As governor, Pence came under fire after signing a so-called religious freedom bill that opponents said would have allowed businesses to discriminate against gays, but he later revised the legislation.
The campaign of Democrat Hillary Clinton sought to portray Pence as an extreme choice with long-standing ties to the conservative Tea Party wing of the Republican Party.
"By picking Mike Pence as his running mate, Donald Trump has doubled down on some of his most disturbing beliefs by choosing an incredibly divisive and unpopular running mate known for supporting discriminatory politics and failed economic policies that favour millionaires and corporations over working families,” campaign chairman John Podesta said.
Gay rights groups also denounced Pence and said it demonstrated Trump's anti-gay agenda, despite the billionaire businessman's past statements reaching out to the community.

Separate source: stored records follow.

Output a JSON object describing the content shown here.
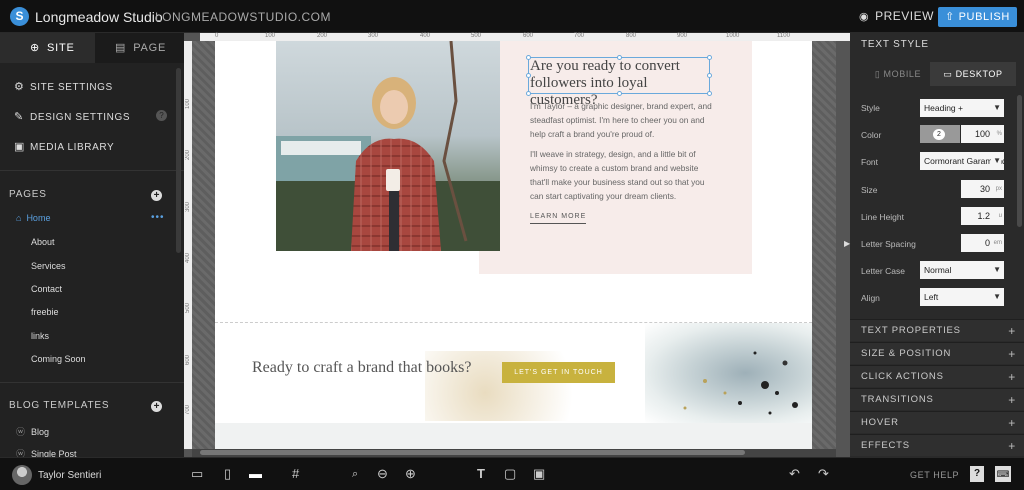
{
  "app": {
    "logo_glyph": "S",
    "title": "Longmeadow Studio",
    "url": "LONGMEADOWSTUDIO.COM",
    "preview_label": "PREVIEW",
    "publish_label": "PUBLISH",
    "accent_color": "#3a8fd9"
  },
  "sidebar": {
    "tabs": [
      {
        "label": "SITE",
        "icon": "globe-icon"
      },
      {
        "label": "PAGE",
        "icon": "page-icon"
      }
    ],
    "nav": [
      {
        "label": "SITE SETTINGS",
        "icon": "gear-icon"
      },
      {
        "label": "DESIGN SETTINGS",
        "icon": "brush-icon"
      },
      {
        "label": "MEDIA LIBRARY",
        "icon": "image-icon"
      }
    ],
    "help_glyph": "?",
    "pages_header": "PAGES",
    "add_glyph": "+",
    "pages": [
      "Home",
      "About",
      "Services",
      "Contact",
      "freebie",
      "links",
      "Coming Soon"
    ],
    "home_menu_glyph": "•••",
    "blog_header": "BLOG TEMPLATES",
    "blog_templates": [
      "Blog",
      "Single Post"
    ]
  },
  "rulers": {
    "top": [
      "0",
      "100",
      "200",
      "300",
      "400",
      "500",
      "600",
      "700",
      "800",
      "900",
      "1000",
      "1100"
    ],
    "left": [
      "100",
      "200",
      "300",
      "400",
      "500",
      "600",
      "700"
    ]
  },
  "canvas": {
    "heading": "Are you ready to convert followers into loyal customers?",
    "para1": "I'm Taylor – a graphic designer, brand expert, and steadfast optimist. I'm here to cheer you on and help craft a brand you're proud of.",
    "para2": "I'll weave in strategy, design, and a little bit of whimsy to create a custom brand and website that'll make your business stand out so that you can start captivating your dream clients.",
    "learn_more": "LEARN MORE",
    "banner_text": "Ready to craft a brand that books?",
    "cta_label": "LET'S GET IN TOUCH",
    "cta_color": "#c8b23e",
    "panel_bg_color": "#f7ecea"
  },
  "right_panel": {
    "title": "TEXT STYLE",
    "tab_mobile": "MOBILE",
    "tab_desktop": "DESKTOP",
    "style_label": "Style",
    "style_value": "Heading +",
    "color_label": "Color",
    "color_index": "2",
    "color_opacity": "100",
    "color_opacity_unit": "%",
    "font_label": "Font",
    "font_value": "Cormorant Garamond",
    "size_label": "Size",
    "size_value": "30",
    "size_unit": "px",
    "line_height_label": "Line Height",
    "line_height_value": "1.2",
    "line_height_unit": "u",
    "letter_spacing_label": "Letter Spacing",
    "letter_spacing_value": "0",
    "letter_spacing_unit": "em",
    "letter_case_label": "Letter Case",
    "letter_case_value": "Normal",
    "align_label": "Align",
    "align_value": "Left",
    "sections": [
      "TEXT PROPERTIES",
      "SIZE & POSITION",
      "CLICK ACTIONS",
      "TRANSITIONS",
      "HOVER",
      "EFFECTS"
    ],
    "plus_glyph": "+",
    "collapse_glyph": "▶"
  },
  "bottom": {
    "user_name": "Taylor Sentieri",
    "get_help": "GET HELP",
    "help_glyph": "?",
    "keyboard_glyph": "⌨",
    "undo_glyph": "↶",
    "redo_glyph": "↷"
  }
}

"Mike Pence has never left any question about his animus toward LGBTQ people, from peddling a hateful and damaging 'right to discriminate bill' in Indiana last year, to his longstanding opposition to marriage equality - positions shared by Donald Trump," said Human Rights Campaign President Chad Griffin.
Pence has disagreed prominently with Trump on a number of issues, including speaking out against the Republican presidential candidate's controversial call for a ban on Muslims entering the United States and on trade deals.
Pence had been in a tight re-election bid for governor and faced a Friday deadline to withdraw from that race in order to run for vice president instead.